Mme [J] [K] et M. [E] [N] seront en conséquence condamnés in solidum à payer une somme de 2 000 euros à Mme [M] [L] et une somme de 1 500 euros au notaire au titre de l’article 700 du code de procédure civile.
Mme [J] [K] et M.[E] [N] seront déboutés de leur demande de ce chef.
Mme [J] [K] et M.[E] [N] qui succombent, seront condamnés aux entiers dépens en ce compris les frais d’expertise.

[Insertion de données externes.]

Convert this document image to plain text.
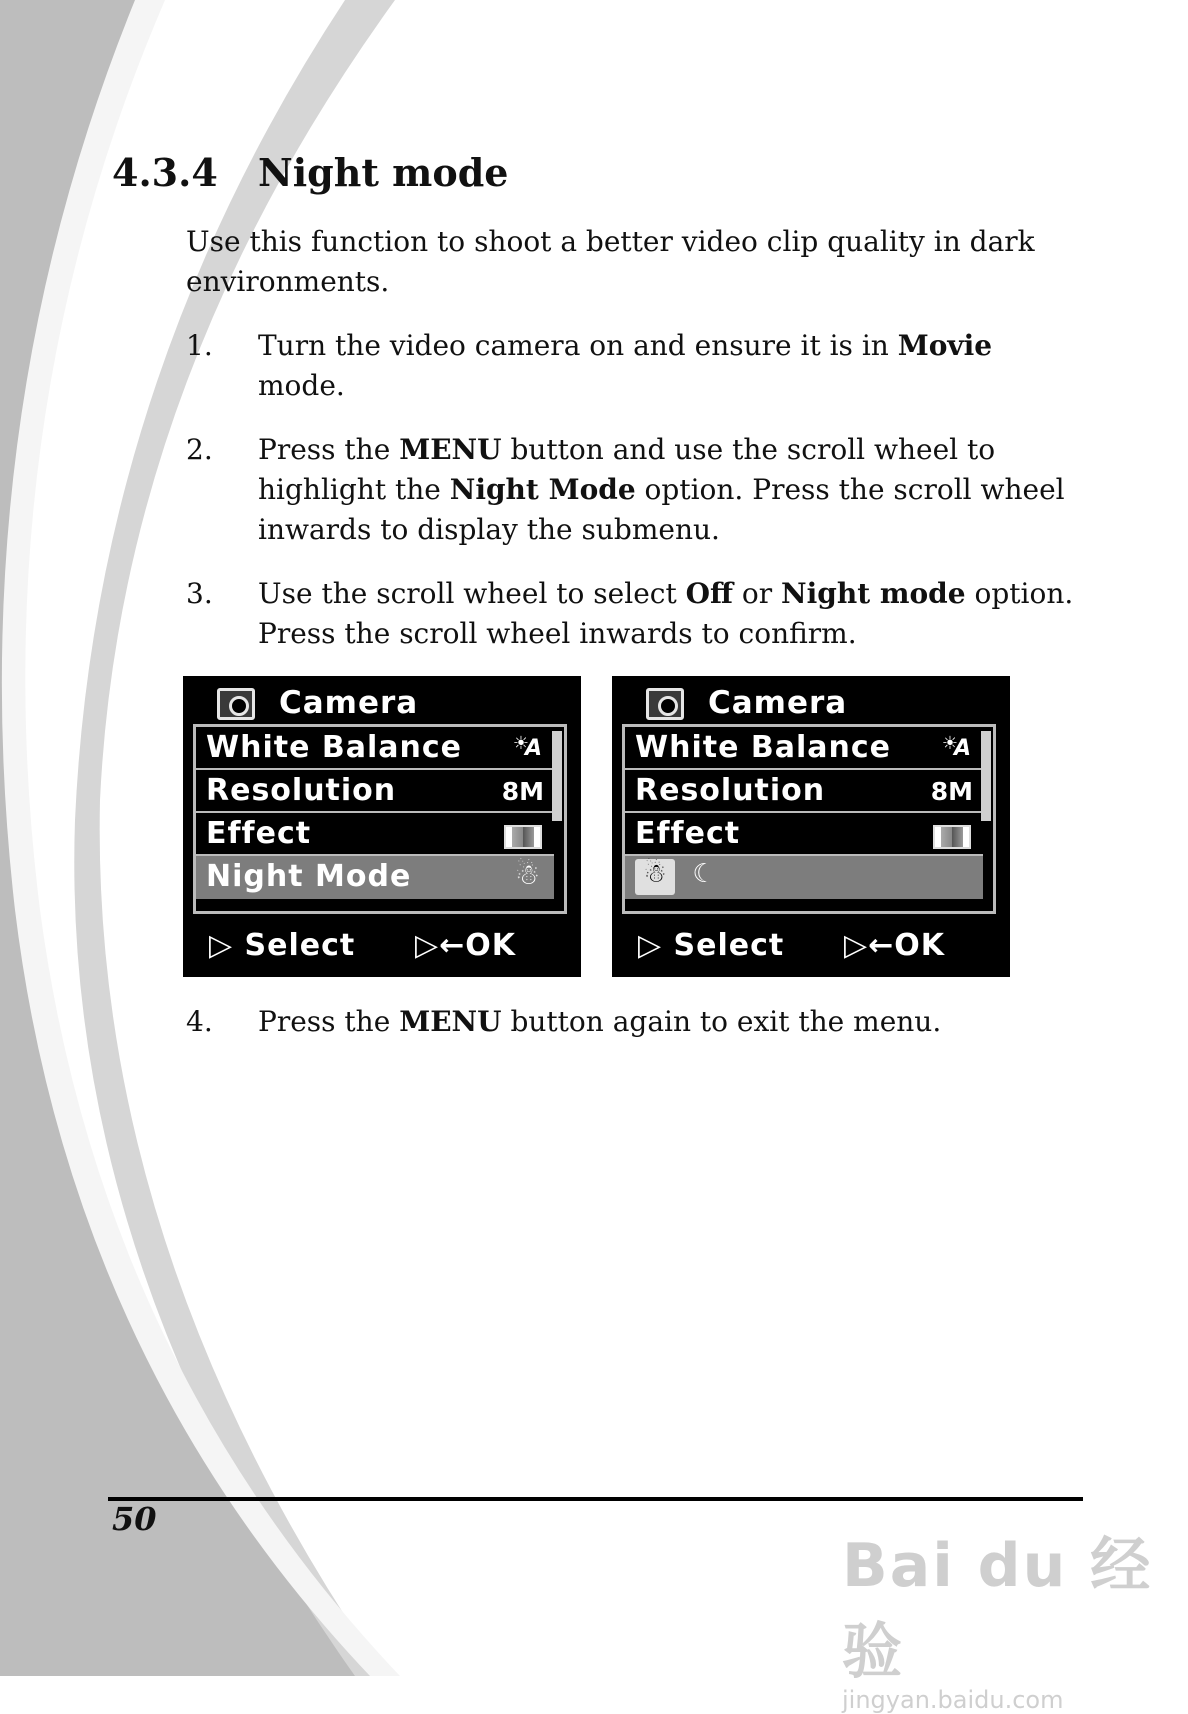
4.3.4 Night mode
Use this function to shoot a better video clip quality in dark environments.
1. Turn the video camera on and ensure it is in Movie mode.
2. Press the MENU button and use the scroll wheel to highlight the Night Mode option. Press the scroll wheel inwards to display the submenu.
3. Use the scroll wheel to select Off or Night mode option. Press the scroll wheel inwards to confirm.
Camera
White Balance	☀ A
Resolution	8M
Effect
Night Mode	☃
▷ Select ▷←OK
Camera
White Balance	☀ A
Resolution	8M
Effect
☃ ☾
▷ Select ▷←OK
4. Press the MENU button again to exit the menu.
50
Bai du 经验
jingyan.baidu.com
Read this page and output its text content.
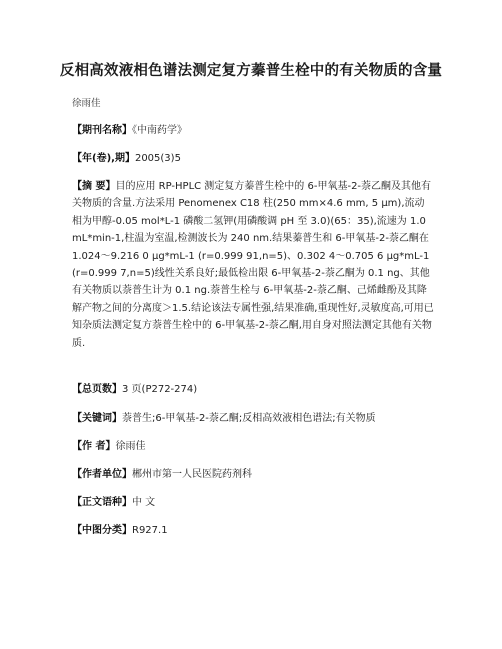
反相高效液相色谱法测定复方蓁普生栓中的有关物质的含量
徐雨佳
【期刊名称】《中南药学》
【年(卷),期】2005(3)5
【摘 要】目的应用 RP-HPLC 测定复方蓁普生栓中的 6-甲氧基-2-萘乙酮及其他有关物质的含量.方法采用 Penomenex C18 柱(250 mm×4.6 mm, 5 μm),流动相为甲醇-0.05 mol*L-1 磷酸二氢钾(用磷酸调 pH 至 3.0)(65：35),流速为 1.0 mL*min-1,柱温为室温,检测波长为 240 nm.结果蓁普生和 6-甲氧基-2-萘乙酮在 1.024～9.216 0 μg*mL-1 (r=0.999 91,n=5)、0.302 4～0.705 6 μg*mL-1(r=0.999 7,n=5)线性关系良好;最低检出限 6-甲氧基-2-萘乙酮为 0.1 ng、其他有关物质以萘普生计为 0.1 ng.萘普生栓与 6-甲氧基-2-萘乙酮、己烯雌酚及其降解产物之间的分离度＞1.5.结论该法专属性强,结果准确,重现性好,灵敏度高,可用已知杂质法测定复方萘普生栓中的 6-甲氧基-2-萘乙酮,用自身对照法测定其他有关物质.
【总页数】3 页(P272-274)
【关键词】萘普生;6-甲氧基-2-萘乙酮;反相高效液相色谱法;有关物质
【作 者】徐雨佳
【作者单位】郴州市第一人民医院药剂科
【正文语种】中 文
【中图分类】R927.1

Sur l’exécution provisoire
Il n’y a pas lieu de statuer sur l’exécution provisoire , dont est assortie de droit la présente décision.
PAR CES MOTIFS
Le Tribunal judiciaire, statuant publiquement et par mise à disposition au greffe, par jugement contradictoire et en premier ressort,
CONDAMNE Mme [J] [K] et M.[E] [N] in solidum à payer à Mme [M] [L] la somme 19 250 euros (dix neuf mille deux cent cinquante euros) versée entre les mains de la SAS GILETTA [C] NOTAIRES,
DIT en conséquence que la SAS GILETTA [C] NOTAIRES devra remettre à Mme [M] [L] ladite somme de 19 250 euros (dix neuf mille deux cent cinquante euros) séquestrée en sa comptabilité, sur justification de la signification du présent jugement,
DIT que la remise des fonds emportera décharge de la mission du séquestre,
DÉBOUTE Mme [M] [L] de sa demande au titre des intérêts de cette somme à compter du 17 janvier 2022 et la déboute de sa demande de dommages et intérêts pour résistance abusive,
DÉBOUTE Mme [J] [K] et M. [E] [N] de l’intégralité de leurs demandes,
CONDAMNE Mme [J] [K] et M.[E] [N] in solidum à payer à Mme [M] [L] la somme de 2 000 euros (deux mille euros) sur le fondement de l’article 700 du Code de procédure civile,
CONDAMNE Mme [J] [K] et M.[E] [N] in solidum à payer à la SAS GILETTA [C] NOTAIRES la somme de 1 500 euros (mille cinq cent euros) sur le fondement de l’article 700 du Code de procédure civile,
DÉBOUTE Mme [J] [K] et M.[E] [N] de leur demande fondée sur les dispositions de l’article 700 du Code de procédure civile,
CONDAMNE Mme [J] [K] et M.[E] [N] in solidum aux entiers dépens en ce compris le coût des frais d’expertise, avec distraction aux avocats de la cause ;
RAPPELLE que la présente décision est exécutoire de droit.